Free And Fairly Simple: Using Quicktime
Want to record a call, but don’t want to pay for the privilege? This is commonly overlooked, but you can do this on your Mac without installing any software at all. Recent versions of QuickTime include a screen recording feature. Just open QuickTime, then click File and you’ll see it.
When you do you’ll see the recording window. Be sure to turn on your microphone in the settings, if you want to record your side of the conversation:
In my experience you’ll need to leave the speakers on to record the other side of the conversation as well – use headphones and you’ll only hear yourself – so this might not be entirely flawless for professional-quality recordings. Still, for most people it’s more than enough.
Not sure how to use this tool? YouTuber Daniel Greene demonstrates this method here, so check it out:
Free and Complex: LineIn and More
Not digging Quicktime, and not sure you want to pay for an app? Don’t worry: there are many methods to record a call with Skype, and we’ve outlined more than a few in the past. Let’s go over some, shall we?

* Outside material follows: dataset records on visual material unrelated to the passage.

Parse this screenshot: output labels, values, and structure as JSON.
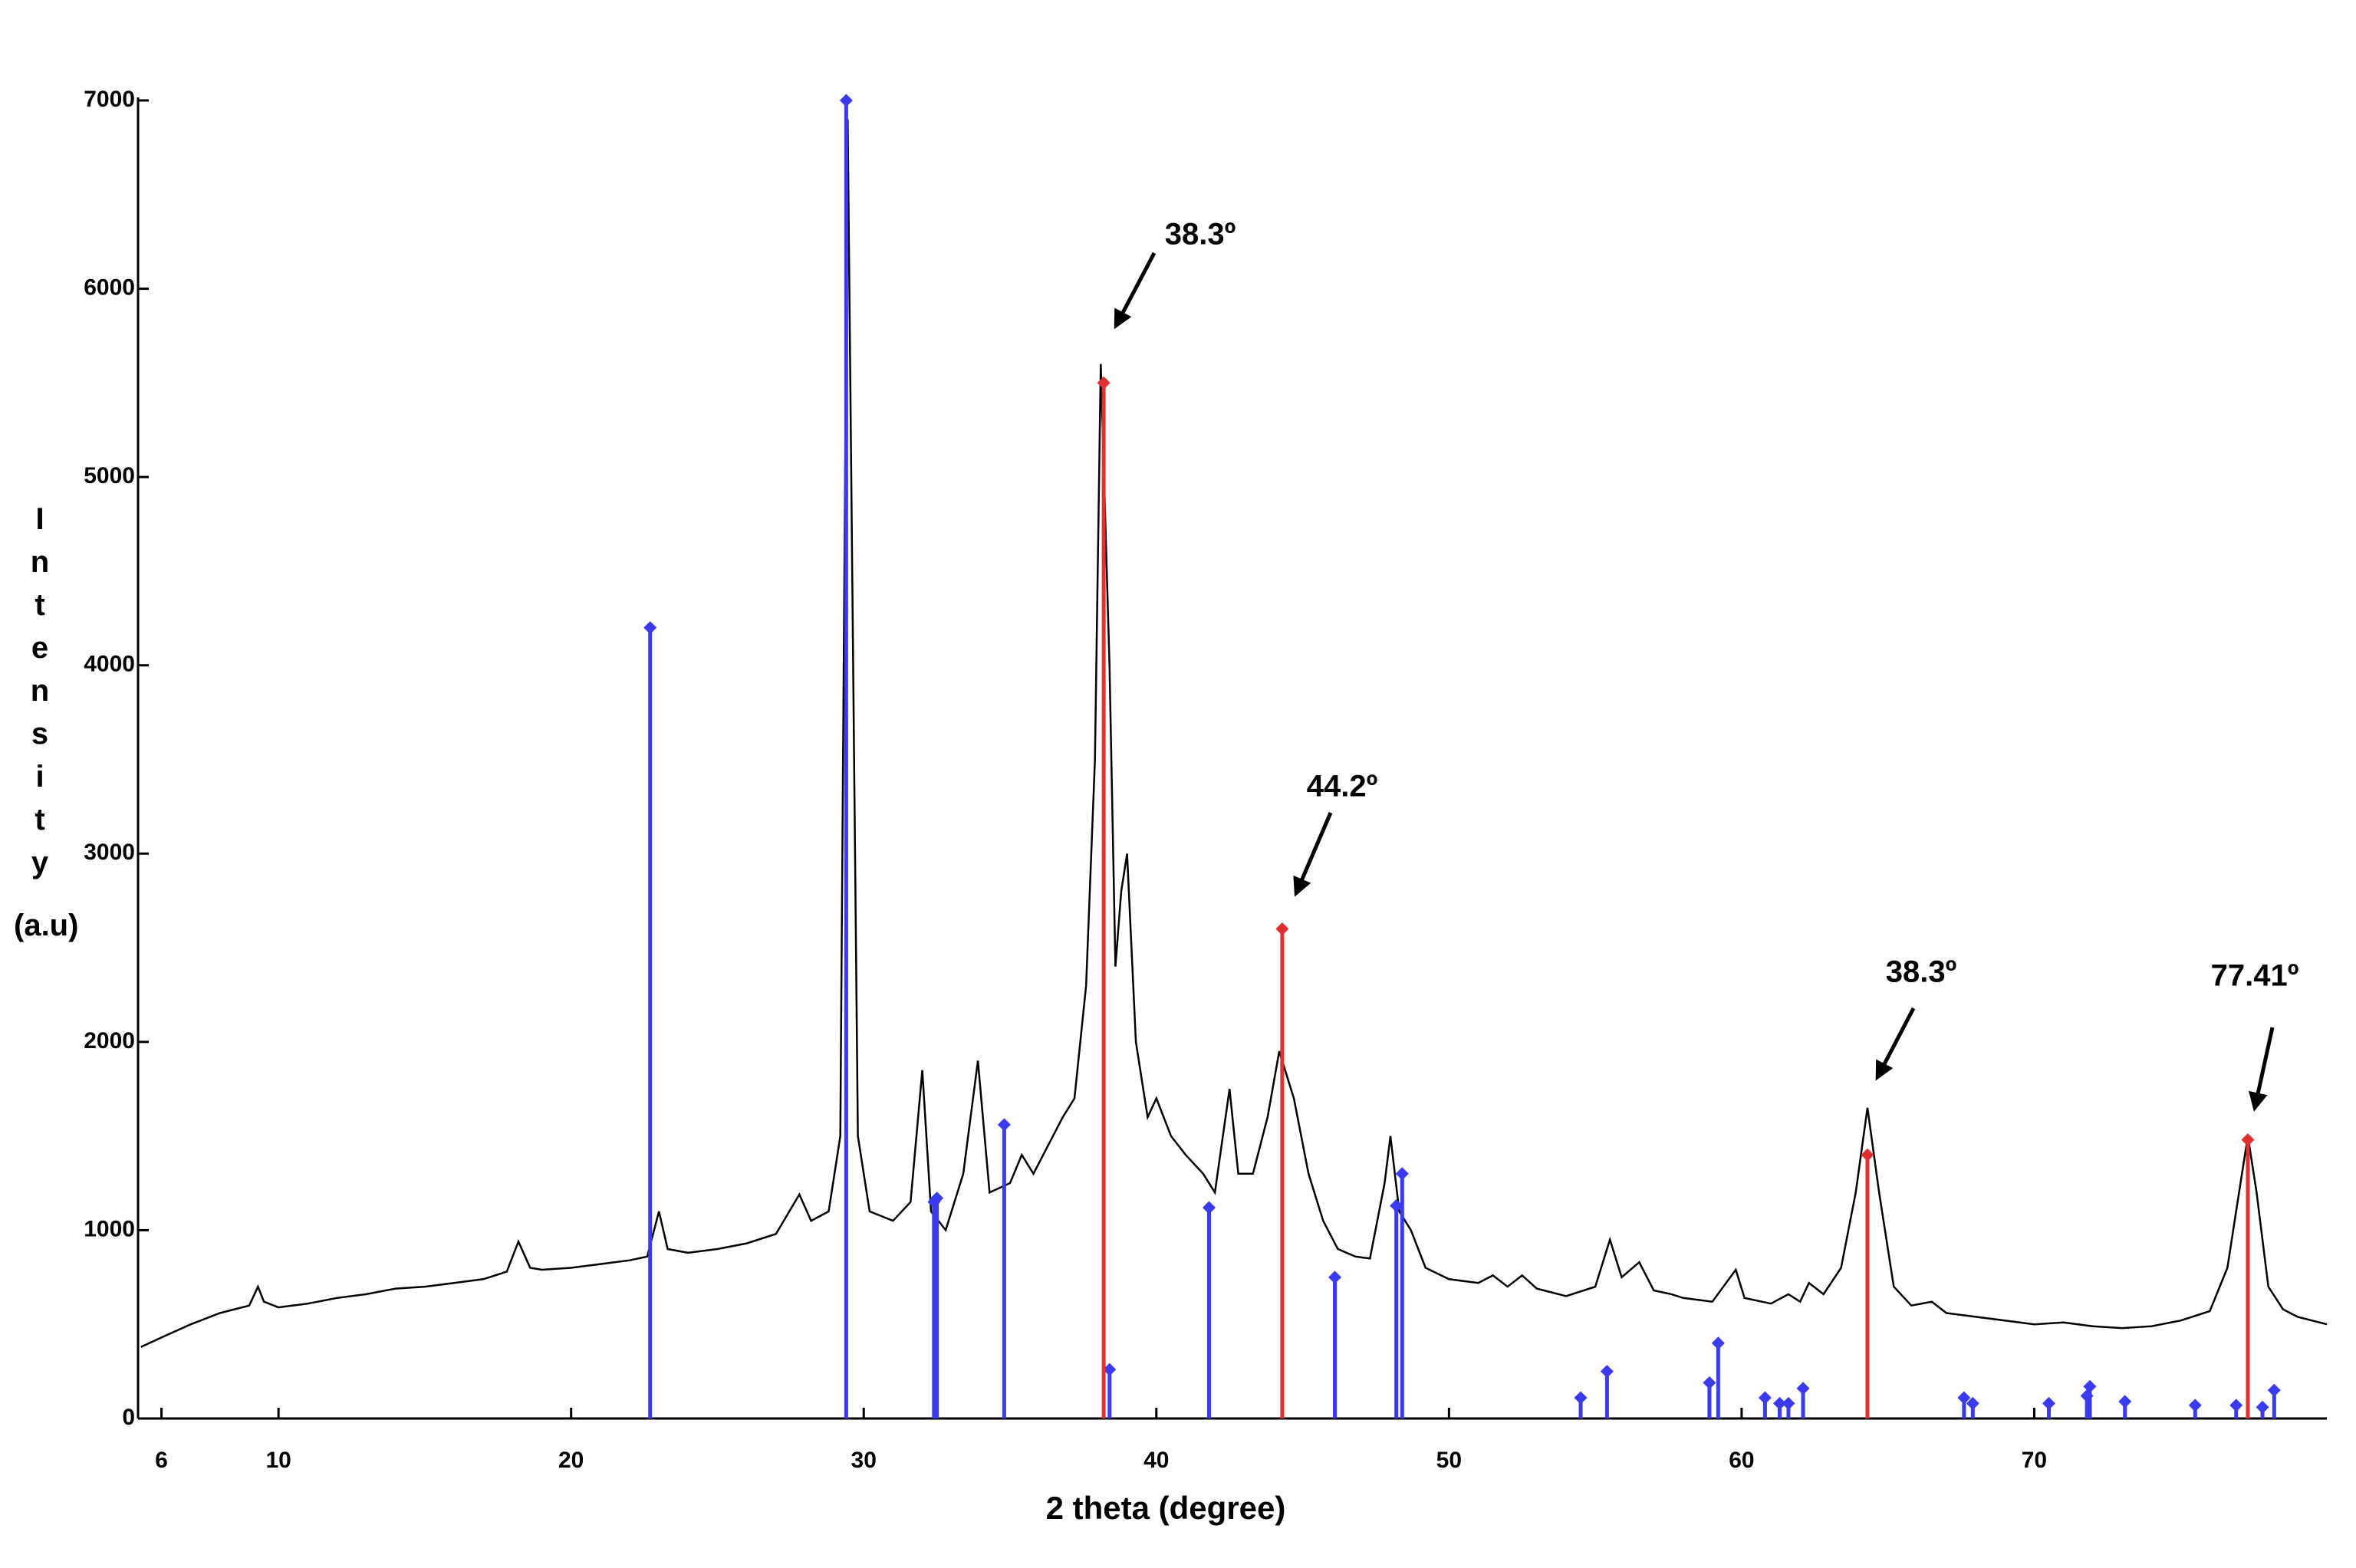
{
  "chart_data": {
    "type": "line",
    "x_label": "2 theta (degree)",
    "y_label": "Intensity",
    "y_unit": "(a.u)",
    "xlim": [
      5.2,
      80
    ],
    "ylim": [
      0,
      7000
    ],
    "xticks": [
      6,
      10,
      20,
      30,
      40,
      50,
      60,
      70
    ],
    "yticks": [
      0,
      1000,
      2000,
      3000,
      4000,
      5000,
      6000,
      7000
    ],
    "grid": false,
    "series": [
      {
        "type": "line",
        "color": "#000000",
        "x": [
          5.3,
          6,
          7,
          8,
          9,
          9.3,
          9.5,
          10,
          11,
          12,
          13,
          14,
          15,
          16,
          17,
          17.8,
          18.2,
          18.6,
          19,
          20,
          21,
          22,
          22.6,
          23,
          23.3,
          24,
          25,
          26,
          27,
          27.8,
          28.2,
          28.8,
          29.2,
          29.45,
          29.8,
          30.2,
          31,
          31.6,
          32,
          32.3,
          32.8,
          33.4,
          33.9,
          34.3,
          35,
          35.4,
          35.8,
          36.3,
          36.8,
          37.2,
          37.6,
          37.9,
          38.1,
          38.4,
          38.6,
          38.8,
          39,
          39.3,
          39.7,
          40,
          40.5,
          41,
          41.6,
          42,
          42.5,
          42.8,
          43.3,
          43.8,
          44.2,
          44.7,
          45.2,
          45.7,
          46.2,
          46.8,
          47.3,
          47.8,
          48,
          48.3,
          48.7,
          49.2,
          50,
          51,
          51.5,
          52,
          52.5,
          53,
          54,
          55,
          55.5,
          55.9,
          56.5,
          57,
          57.6,
          58,
          59,
          59.8,
          60.1,
          61,
          61.6,
          62,
          62.3,
          62.8,
          63.4,
          63.9,
          64.3,
          64.7,
          65.2,
          65.8,
          66.5,
          67,
          68,
          69,
          70,
          71,
          72,
          73,
          74,
          75,
          76,
          76.6,
          77,
          77.3,
          77.6,
          78,
          78.5,
          79,
          80
        ],
        "values": [
          380,
          430,
          500,
          560,
          600,
          700,
          620,
          590,
          610,
          640,
          660,
          690,
          700,
          720,
          740,
          780,
          940,
          800,
          790,
          800,
          820,
          840,
          860,
          1100,
          900,
          880,
          900,
          930,
          980,
          1190,
          1050,
          1100,
          1500,
          6900,
          1500,
          1100,
          1050,
          1150,
          1850,
          1100,
          1000,
          1300,
          1900,
          1200,
          1250,
          1400,
          1300,
          1450,
          1600,
          1700,
          2300,
          3500,
          5600,
          4000,
          2400,
          2800,
          3000,
          2000,
          1600,
          1700,
          1500,
          1400,
          1300,
          1200,
          1750,
          1300,
          1300,
          1600,
          1950,
          1700,
          1300,
          1050,
          900,
          860,
          850,
          1250,
          1500,
          1100,
          1000,
          800,
          740,
          720,
          760,
          700,
          760,
          690,
          650,
          700,
          950,
          750,
          830,
          680,
          660,
          640,
          620,
          790,
          640,
          610,
          660,
          620,
          720,
          660,
          800,
          1200,
          1650,
          1200,
          700,
          600,
          620,
          560,
          540,
          520,
          500,
          510,
          490,
          480,
          490,
          520,
          570,
          800,
          1200,
          1500,
          1200,
          700,
          580,
          540,
          500
        ]
      },
      {
        "type": "stem",
        "color": "#3a3af0",
        "x": [
          22.7,
          29.4,
          32.4,
          32.5,
          34.8,
          38.4,
          41.8,
          46.1,
          48.2,
          48.4,
          54.5,
          55.4,
          58.9,
          59.2,
          60.8,
          61.3,
          61.6,
          62.1,
          67.6,
          67.9,
          70.5,
          71.8,
          71.9,
          73.1,
          75.5,
          76.9,
          77.8,
          78.2
        ],
        "values": [
          4200,
          7000,
          1150,
          1170,
          1560,
          260,
          1120,
          750,
          1130,
          1300,
          110,
          250,
          190,
          400,
          110,
          80,
          80,
          160,
          110,
          80,
          80,
          120,
          170,
          90,
          70,
          70,
          60,
          150
        ]
      },
      {
        "type": "stem",
        "color": "#e03030",
        "x": [
          38.2,
          44.3,
          64.3,
          77.3
        ],
        "values": [
          5500,
          2600,
          1400,
          1480
        ]
      }
    ],
    "annotations": [
      "38.3º",
      "44.2º",
      "38.3º",
      "77.41º"
    ]
  }
}
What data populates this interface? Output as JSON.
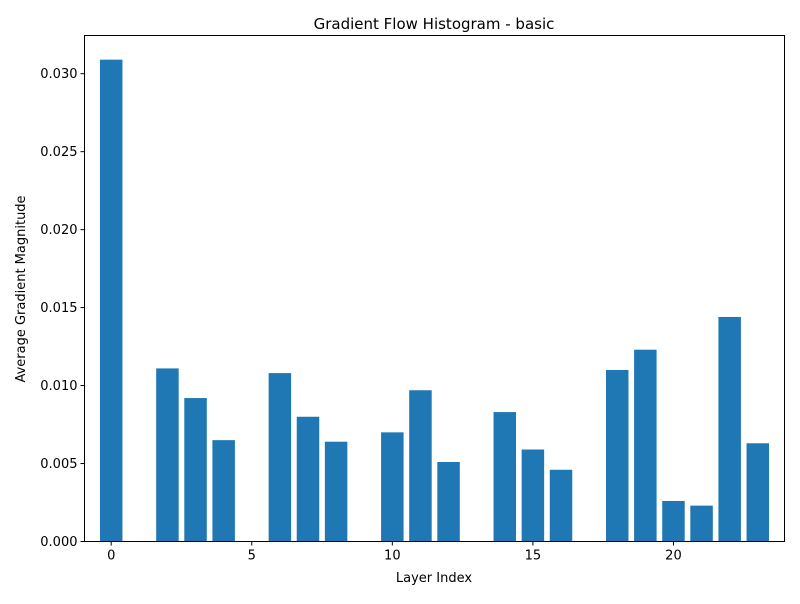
{
  "chart_data": {
    "type": "bar",
    "title": "Gradient Flow Histogram - basic",
    "xlabel": "Layer Index",
    "ylabel": "Average Gradient Magnitude",
    "x": [
      0,
      1,
      2,
      3,
      4,
      5,
      6,
      7,
      8,
      9,
      10,
      11,
      12,
      13,
      14,
      15,
      16,
      17,
      18,
      19,
      20,
      21,
      22,
      23
    ],
    "values": [
      0.0309,
      0,
      0.0111,
      0.0092,
      0.0065,
      0,
      0.0108,
      0.008,
      0.0064,
      0,
      0.007,
      0.0097,
      0.0051,
      0,
      0.0083,
      0.0059,
      0.0046,
      0,
      0.011,
      0.0123,
      0.0026,
      0.0023,
      0.0144,
      0.0063
    ],
    "xlim": [
      -0.95,
      23.95
    ],
    "ylim": [
      0,
      0.03245
    ],
    "xticks": [
      0,
      5,
      10,
      15,
      20
    ],
    "yticks": [
      0.0,
      0.005,
      0.01,
      0.015,
      0.02,
      0.025,
      0.03
    ],
    "ytick_labels": [
      "0.000",
      "0.005",
      "0.010",
      "0.015",
      "0.020",
      "0.025",
      "0.030"
    ],
    "bar_color": "#1f77b4",
    "grid": false,
    "legend": "none"
  }
}
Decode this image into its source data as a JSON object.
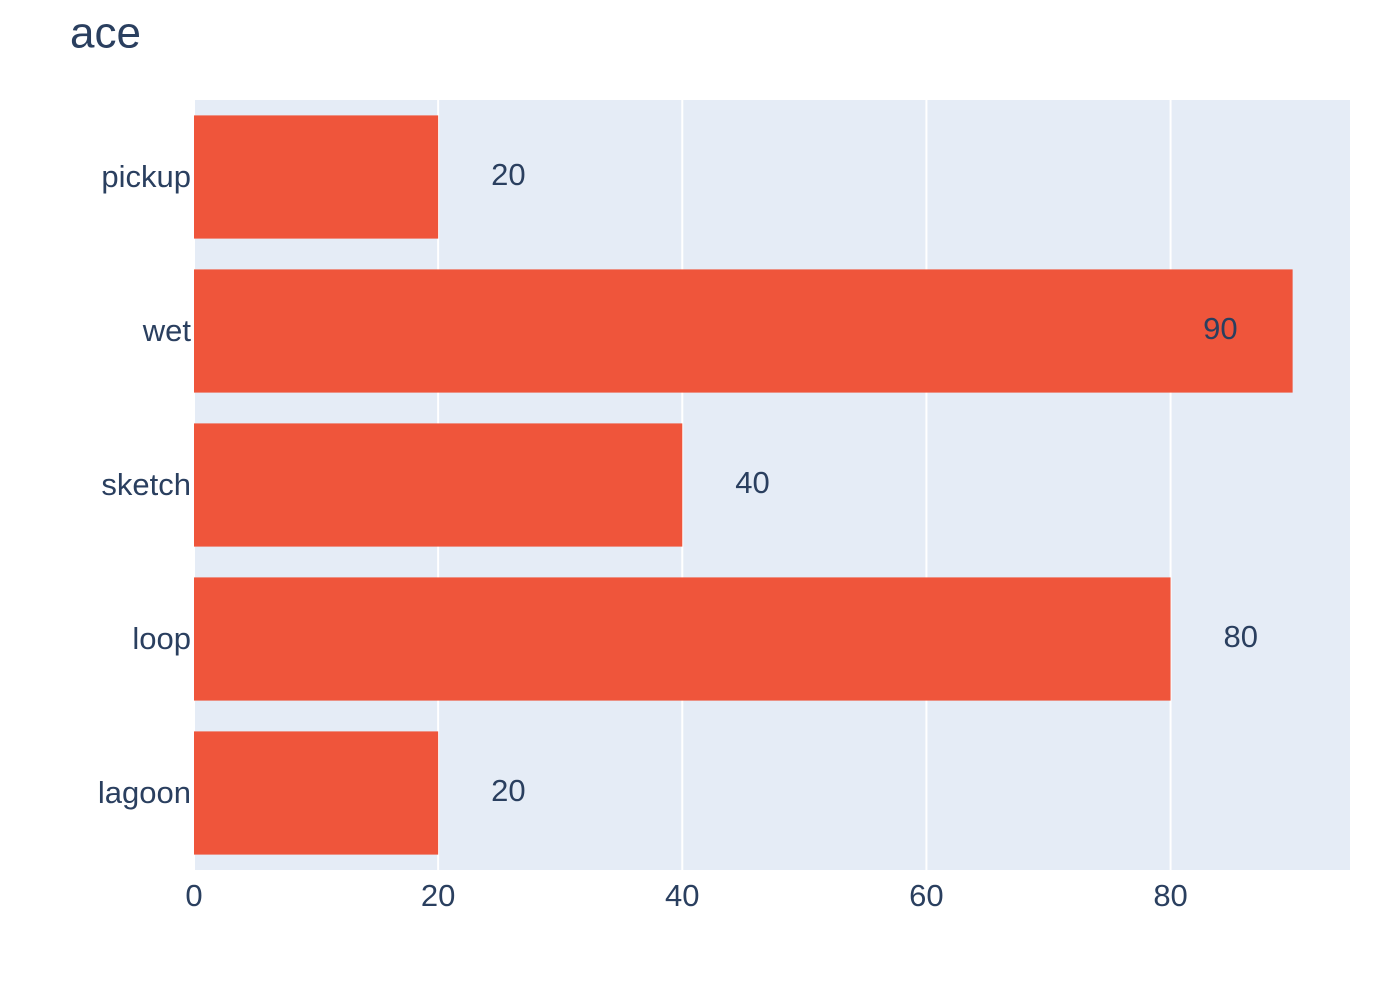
{
  "chart_data": {
    "type": "hbar",
    "title": "ace",
    "categories": [
      "pickup",
      "wet",
      "sketch",
      "loop",
      "lagoon"
    ],
    "values": [
      20,
      90,
      40,
      80,
      20
    ],
    "color": "#EF553B",
    "xlim": [
      0,
      94.7
    ],
    "xticks": [
      0,
      20,
      40,
      60,
      80
    ],
    "grid": true
  }
}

Longtime MakeUseOf writer Simon outlined using Audio Hijack Pro to record Skype calls back in 2009, and that process still works.
The app’s less user friendly than the above, but works great once you figure it out.
More recently, Angela outlined quick and easy ways to record Skype calls for Mac and Windows. Her methods include using Piezo, which allows you to record audio from any application on your Mac:
If nothing else, it’s the best looking app outlined here.
My podcast partner James worked out another method, which we briefly used for Technophilia. It involves broadcasting the show to Mixlr, an online radio service, but works for just recording too. You can read about James’ method here, if you’re willing to do some work. And let me know how your online radio show turns out, will you?
Looking for Windows?
Did you arrive on this page accidentally, and are now wondering where the Windows tools are? Don’t panic, because there are a few.
Q. Which one of these apps should I use?
A. Honestly? It’s up to you. But if you have $30 – and I’m sure you do – get Call Recorder for Skype. It just works.
Q. I had no idea QuickTime could record the screen! Why didn’t I know that?
A. Great question. There are so many tutorials on the web for recording your Mac screen, and they all involve third-party software. My guess: this is a recent addition to QuickTime, because it’s much easier than many other methods.